Darüber hinaus konnten die Studien des Instituts für Ökomedizin nachweisen, dass Bergwandern gegen chronischen Rückenschmerz hilft. „Die großen Schritte, die man dabei machen muss, das Ausschwingen des Beins und das Anheben der Knie stärken den Rumpf und die Beinmuskulatur“, beschreibt Dr. Hartl. Das kann dazu führen, dass man durch regelmäßiges Bergsteigen allein chronischen Schmerz deutlich reduziert beziehungsweise gänzlich loswird. „Mittels EEG können wir zudem messen, wie sich Emotionen durch die Betrachtung von Natur ändern“, setzt der Experte nach.

Balsam fürs Gemüt

Auch auf die Frage, warum der Wald auf die meisten Menschen eine beruhigende Wirkung hat, hat der Immunologe eine Antwort: „Da sich die Aufmerksamkeit im Wald auf die umgebende Natur richtet, können sich jene Bereiche im Gehirn, die zum Beispiel für Grübeln und Sorgen zuständig sind, während eines Waldspaziergang erholen. Wir entspannen uns physiologisch besser als an anderen Orten, etwa in der Stadt, wie eine Vielzahl an Studien zeigen konnte“.

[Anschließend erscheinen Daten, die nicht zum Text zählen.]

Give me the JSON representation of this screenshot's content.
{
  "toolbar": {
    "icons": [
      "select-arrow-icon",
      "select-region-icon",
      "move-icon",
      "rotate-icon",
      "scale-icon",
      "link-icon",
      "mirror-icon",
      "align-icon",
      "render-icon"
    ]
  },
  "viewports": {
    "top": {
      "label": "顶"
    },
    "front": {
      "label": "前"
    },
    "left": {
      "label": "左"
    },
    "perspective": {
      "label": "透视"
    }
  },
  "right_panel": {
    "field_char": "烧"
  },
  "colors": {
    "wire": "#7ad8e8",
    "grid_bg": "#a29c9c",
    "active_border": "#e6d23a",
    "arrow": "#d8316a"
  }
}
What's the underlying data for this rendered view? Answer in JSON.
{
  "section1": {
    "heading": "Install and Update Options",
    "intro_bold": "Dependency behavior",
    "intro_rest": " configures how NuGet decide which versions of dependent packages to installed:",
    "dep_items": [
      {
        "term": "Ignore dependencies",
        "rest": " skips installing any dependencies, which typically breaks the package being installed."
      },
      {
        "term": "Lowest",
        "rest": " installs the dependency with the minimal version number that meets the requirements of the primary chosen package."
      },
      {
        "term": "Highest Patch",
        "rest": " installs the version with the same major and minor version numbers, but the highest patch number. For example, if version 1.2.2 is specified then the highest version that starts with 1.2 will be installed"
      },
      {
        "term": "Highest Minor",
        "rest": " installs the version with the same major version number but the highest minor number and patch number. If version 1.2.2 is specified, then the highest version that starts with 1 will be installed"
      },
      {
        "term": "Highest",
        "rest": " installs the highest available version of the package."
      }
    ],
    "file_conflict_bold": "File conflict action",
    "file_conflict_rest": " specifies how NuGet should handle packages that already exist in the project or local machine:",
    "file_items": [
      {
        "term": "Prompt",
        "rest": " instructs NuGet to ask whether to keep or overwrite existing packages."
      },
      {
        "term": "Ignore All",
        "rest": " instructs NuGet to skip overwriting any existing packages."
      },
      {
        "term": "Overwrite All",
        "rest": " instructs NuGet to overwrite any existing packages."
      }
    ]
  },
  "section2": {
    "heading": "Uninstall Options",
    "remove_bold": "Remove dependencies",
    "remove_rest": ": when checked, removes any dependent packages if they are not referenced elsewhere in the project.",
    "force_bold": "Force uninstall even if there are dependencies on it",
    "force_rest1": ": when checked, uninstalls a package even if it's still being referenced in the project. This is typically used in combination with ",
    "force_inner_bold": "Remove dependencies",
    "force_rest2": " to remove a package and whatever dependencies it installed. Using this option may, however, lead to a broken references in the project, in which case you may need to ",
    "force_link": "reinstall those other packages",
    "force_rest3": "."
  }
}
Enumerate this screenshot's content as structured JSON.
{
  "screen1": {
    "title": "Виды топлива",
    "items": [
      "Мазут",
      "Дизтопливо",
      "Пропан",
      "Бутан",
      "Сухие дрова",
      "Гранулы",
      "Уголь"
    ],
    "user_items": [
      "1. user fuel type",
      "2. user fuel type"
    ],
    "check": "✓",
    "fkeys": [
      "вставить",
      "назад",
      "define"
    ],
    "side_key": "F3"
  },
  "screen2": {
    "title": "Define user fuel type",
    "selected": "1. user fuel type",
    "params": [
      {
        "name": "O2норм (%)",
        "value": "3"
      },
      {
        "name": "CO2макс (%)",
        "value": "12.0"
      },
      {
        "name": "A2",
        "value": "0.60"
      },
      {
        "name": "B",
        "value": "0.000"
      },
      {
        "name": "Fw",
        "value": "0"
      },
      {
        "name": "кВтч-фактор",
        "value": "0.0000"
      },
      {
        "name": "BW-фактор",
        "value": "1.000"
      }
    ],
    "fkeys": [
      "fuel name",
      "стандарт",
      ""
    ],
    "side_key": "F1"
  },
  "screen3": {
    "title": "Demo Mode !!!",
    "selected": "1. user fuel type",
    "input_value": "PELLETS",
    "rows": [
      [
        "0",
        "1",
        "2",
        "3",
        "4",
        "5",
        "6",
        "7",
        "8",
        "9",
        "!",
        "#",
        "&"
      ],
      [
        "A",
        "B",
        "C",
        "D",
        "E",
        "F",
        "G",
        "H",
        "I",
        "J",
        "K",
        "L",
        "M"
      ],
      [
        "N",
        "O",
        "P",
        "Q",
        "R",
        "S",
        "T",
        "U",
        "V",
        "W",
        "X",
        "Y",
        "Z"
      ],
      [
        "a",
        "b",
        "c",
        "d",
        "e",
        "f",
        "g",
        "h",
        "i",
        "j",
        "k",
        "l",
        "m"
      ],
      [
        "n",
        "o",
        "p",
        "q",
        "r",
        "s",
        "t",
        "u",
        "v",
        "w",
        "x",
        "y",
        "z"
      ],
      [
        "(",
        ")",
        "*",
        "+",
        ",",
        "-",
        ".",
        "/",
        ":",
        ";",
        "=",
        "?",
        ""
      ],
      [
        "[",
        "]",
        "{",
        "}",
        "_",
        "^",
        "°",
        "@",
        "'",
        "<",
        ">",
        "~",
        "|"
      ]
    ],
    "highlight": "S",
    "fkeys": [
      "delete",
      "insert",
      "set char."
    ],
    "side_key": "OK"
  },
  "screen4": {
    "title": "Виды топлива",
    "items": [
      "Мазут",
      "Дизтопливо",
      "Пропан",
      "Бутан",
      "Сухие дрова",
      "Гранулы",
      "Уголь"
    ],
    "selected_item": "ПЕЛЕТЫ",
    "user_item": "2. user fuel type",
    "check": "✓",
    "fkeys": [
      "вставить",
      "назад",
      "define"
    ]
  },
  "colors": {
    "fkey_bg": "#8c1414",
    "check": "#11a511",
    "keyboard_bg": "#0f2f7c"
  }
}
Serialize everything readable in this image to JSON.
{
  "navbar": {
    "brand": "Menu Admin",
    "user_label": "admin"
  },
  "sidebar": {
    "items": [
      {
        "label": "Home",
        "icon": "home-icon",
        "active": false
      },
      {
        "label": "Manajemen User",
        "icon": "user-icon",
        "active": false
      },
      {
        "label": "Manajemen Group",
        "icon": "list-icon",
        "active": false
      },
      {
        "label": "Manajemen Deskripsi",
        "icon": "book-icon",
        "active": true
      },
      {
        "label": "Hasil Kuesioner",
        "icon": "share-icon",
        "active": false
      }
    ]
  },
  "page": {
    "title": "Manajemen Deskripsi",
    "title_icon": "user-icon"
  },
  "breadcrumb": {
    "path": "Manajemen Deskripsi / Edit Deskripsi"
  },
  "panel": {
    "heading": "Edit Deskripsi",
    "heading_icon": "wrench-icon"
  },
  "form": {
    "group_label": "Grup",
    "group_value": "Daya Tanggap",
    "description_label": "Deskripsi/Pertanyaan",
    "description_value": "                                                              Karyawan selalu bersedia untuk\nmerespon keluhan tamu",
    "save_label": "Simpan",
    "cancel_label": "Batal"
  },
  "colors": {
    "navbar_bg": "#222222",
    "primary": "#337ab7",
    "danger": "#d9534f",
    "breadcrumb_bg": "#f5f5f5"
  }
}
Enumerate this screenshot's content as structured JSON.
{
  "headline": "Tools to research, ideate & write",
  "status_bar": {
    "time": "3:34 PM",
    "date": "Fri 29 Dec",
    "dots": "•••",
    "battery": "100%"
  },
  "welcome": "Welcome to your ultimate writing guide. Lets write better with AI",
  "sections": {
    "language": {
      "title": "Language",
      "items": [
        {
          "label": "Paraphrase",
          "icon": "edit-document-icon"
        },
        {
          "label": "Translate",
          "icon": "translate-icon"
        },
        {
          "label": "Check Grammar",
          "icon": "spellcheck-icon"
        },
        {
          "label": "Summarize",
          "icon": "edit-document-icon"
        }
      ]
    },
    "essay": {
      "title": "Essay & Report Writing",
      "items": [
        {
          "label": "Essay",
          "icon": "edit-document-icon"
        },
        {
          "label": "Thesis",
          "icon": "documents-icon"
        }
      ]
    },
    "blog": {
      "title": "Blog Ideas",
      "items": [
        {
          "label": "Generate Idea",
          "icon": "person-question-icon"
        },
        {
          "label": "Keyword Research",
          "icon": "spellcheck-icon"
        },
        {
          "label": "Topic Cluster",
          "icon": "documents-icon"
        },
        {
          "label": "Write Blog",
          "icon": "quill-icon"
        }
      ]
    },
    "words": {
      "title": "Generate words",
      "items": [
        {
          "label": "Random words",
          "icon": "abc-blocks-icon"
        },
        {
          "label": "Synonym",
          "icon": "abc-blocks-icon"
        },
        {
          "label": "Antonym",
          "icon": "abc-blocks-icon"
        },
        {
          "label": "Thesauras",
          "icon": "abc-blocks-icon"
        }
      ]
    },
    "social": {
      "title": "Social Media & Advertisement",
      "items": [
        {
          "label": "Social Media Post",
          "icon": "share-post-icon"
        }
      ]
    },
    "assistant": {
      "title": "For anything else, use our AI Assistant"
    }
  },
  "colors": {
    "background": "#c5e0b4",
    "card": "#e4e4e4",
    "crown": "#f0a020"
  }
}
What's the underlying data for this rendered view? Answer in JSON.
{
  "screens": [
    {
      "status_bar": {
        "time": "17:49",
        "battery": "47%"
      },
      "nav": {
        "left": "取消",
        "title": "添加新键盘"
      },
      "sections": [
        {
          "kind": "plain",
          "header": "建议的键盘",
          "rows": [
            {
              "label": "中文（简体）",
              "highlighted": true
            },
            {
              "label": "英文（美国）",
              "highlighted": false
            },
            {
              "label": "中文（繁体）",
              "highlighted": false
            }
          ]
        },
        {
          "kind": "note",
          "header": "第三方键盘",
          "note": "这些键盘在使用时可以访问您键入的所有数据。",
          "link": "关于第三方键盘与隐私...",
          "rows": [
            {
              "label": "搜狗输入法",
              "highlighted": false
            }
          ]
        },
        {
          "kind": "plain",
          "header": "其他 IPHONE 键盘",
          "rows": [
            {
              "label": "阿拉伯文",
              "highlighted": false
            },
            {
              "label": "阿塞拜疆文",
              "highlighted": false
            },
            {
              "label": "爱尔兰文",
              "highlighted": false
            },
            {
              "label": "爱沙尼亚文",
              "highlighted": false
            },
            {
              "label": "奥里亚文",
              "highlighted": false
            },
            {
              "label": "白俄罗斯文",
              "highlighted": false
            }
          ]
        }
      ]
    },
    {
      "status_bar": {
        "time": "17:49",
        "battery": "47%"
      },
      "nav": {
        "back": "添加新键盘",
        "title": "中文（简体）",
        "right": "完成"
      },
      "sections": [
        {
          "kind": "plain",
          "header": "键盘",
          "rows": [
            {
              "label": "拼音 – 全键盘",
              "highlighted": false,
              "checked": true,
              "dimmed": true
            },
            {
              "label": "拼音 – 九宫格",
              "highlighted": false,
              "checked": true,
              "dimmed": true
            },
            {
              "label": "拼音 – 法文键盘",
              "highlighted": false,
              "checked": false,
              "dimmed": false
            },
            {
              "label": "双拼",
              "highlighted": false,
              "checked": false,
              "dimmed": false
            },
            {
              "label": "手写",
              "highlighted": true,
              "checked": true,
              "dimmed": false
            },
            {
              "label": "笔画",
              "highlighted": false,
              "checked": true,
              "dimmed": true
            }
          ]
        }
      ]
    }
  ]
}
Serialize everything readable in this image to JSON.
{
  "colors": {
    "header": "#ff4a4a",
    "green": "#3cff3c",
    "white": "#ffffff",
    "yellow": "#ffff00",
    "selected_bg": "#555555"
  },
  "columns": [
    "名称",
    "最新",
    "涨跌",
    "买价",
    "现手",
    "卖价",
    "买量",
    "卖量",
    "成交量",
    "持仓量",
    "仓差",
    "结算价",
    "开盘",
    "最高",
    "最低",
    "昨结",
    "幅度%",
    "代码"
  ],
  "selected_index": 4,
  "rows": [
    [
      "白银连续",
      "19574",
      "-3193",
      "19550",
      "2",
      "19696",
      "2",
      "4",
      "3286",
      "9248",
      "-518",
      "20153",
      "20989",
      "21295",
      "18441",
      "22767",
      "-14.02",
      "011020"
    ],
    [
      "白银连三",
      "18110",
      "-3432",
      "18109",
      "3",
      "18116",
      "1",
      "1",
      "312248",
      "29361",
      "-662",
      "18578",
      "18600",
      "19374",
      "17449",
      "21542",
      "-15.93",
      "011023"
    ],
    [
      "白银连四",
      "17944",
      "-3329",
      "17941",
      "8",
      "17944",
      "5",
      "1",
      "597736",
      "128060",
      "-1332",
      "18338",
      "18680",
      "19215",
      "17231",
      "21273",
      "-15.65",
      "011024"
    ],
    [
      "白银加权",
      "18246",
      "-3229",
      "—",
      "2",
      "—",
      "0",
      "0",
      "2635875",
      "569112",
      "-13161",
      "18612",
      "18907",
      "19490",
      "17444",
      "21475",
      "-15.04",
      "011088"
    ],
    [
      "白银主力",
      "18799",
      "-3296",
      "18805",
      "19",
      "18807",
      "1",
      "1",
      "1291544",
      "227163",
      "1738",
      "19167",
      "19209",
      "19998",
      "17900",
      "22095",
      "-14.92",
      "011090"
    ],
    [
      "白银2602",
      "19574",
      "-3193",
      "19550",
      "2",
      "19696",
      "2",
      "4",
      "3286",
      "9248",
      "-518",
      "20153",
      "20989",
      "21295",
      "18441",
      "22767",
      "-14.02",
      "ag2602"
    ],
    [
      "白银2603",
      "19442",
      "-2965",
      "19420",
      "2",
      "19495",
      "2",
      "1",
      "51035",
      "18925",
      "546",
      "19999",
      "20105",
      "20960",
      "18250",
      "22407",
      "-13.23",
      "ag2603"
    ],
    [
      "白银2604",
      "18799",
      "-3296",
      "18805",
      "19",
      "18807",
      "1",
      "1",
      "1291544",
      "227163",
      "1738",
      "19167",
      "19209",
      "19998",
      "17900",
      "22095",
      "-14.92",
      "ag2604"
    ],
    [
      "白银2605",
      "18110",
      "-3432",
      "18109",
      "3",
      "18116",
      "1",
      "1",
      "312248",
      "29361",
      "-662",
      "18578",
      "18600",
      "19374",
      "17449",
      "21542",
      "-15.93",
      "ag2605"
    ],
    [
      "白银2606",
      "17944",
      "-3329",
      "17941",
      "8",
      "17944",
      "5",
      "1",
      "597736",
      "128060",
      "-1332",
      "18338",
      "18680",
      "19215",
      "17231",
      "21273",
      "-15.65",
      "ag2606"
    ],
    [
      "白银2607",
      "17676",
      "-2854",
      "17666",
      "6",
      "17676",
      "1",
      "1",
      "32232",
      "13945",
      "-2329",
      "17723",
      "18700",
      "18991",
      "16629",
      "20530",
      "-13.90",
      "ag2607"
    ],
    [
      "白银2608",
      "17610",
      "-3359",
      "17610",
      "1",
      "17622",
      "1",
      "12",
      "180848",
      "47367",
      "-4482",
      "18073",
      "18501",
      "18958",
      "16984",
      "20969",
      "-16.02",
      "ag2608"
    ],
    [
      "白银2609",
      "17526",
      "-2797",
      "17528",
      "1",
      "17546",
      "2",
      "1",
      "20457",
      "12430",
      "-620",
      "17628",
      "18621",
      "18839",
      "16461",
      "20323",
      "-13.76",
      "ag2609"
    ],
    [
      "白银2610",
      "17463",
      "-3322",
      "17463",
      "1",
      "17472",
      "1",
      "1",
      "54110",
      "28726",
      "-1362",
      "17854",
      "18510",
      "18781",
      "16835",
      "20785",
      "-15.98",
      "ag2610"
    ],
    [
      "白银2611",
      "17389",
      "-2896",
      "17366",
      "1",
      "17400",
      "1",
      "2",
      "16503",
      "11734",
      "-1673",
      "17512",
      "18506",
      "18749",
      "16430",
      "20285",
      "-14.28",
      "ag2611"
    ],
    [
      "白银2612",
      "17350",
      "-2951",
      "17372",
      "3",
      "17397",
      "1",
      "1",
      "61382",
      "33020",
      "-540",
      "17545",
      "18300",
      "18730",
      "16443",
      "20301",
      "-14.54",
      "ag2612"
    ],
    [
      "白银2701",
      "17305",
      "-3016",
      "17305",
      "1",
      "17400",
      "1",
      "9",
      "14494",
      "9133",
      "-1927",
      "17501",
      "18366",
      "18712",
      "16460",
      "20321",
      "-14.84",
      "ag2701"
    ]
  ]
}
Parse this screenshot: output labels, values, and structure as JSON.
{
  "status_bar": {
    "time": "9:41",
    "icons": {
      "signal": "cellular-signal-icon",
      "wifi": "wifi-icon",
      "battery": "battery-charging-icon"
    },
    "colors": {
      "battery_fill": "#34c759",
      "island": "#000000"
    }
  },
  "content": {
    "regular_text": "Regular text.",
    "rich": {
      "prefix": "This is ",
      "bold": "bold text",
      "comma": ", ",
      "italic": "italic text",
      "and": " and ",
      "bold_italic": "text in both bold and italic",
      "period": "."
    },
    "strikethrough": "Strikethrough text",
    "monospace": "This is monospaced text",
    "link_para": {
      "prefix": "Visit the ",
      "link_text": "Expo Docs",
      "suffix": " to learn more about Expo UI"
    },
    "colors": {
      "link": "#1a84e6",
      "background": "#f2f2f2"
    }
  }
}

Besonders wirkungsvoll hat sich ein Aufenthalt im Wald in Kombination mit Wasser erwiesen. Einerseits, weil das Plätschern und Rauschen den Parasympathikus aktiviert, also das körpereigene System, das für unsere Entspannung sorgt. Andererseits werden mithilfe des Sprühnebels – z. B. bei Wasserfällen – die Atemwege besonders gut gereinigt und bei AsthmatikerInnen tritt sogar eine lindernde und immunbalancierende Wirkung ein.

Am meisten profitiert man nach Dr. Hartls Erfahrung von einer Waldtherapie, wenn man sich regelmäßig und über eine längere Zeit – also zumindest eine Woche lang – im Wald und der Natur aufhält. Wer dabei wandert und sich aktiv bewegt, wird noch mehr positive Effekte erzielen. Je früher im Jahr man damit beginnt, desto besser. Denn gerade nach dem Winter sind wir gesundheitlich aufgrund des Mangels an Vitamin D schlechter aufgestellt, neigen zu saisonbedingten Depressionen und sind anfälliger für Infekte. Da tut Waldbaden in Kombination mit Bewegung in bewaldeter Natur, den Bergen und dem Wasser besonders gut.

Pflanzen als Waldersatz

Expertinnen und Experten raten, sich im Wald aufzuhalten, wann immer es geht. Doch wem die Luxus-Version Wald nicht oft zur Verfügung steht, kann dessen positive Wirkungen auch niedrigschwelliger erreichen: Schon ein grüner Garten, Zimmerpflanzen oder auch ein achtsamer Spaziergang im Stadtpark können heilsam sein.

Allein der Anblick von Bäumen wirkt nachweislich positiv. Bereits 1984 veröffentlichte das Wissenschaftsmagazin „Science“ Ergebnisse einer Studie zur gesundheitlichen Wirkung des Waldes, die unter anderem belegte, das Patienten, die nach einer Operation aus dem Krankenhausfenster ins Grüne schauten, schneller gesund wurden als jene, die auf eine Hausmauer blickten. Die Patienten mit Baumblick benötigten auch weniger Schmerzmittel.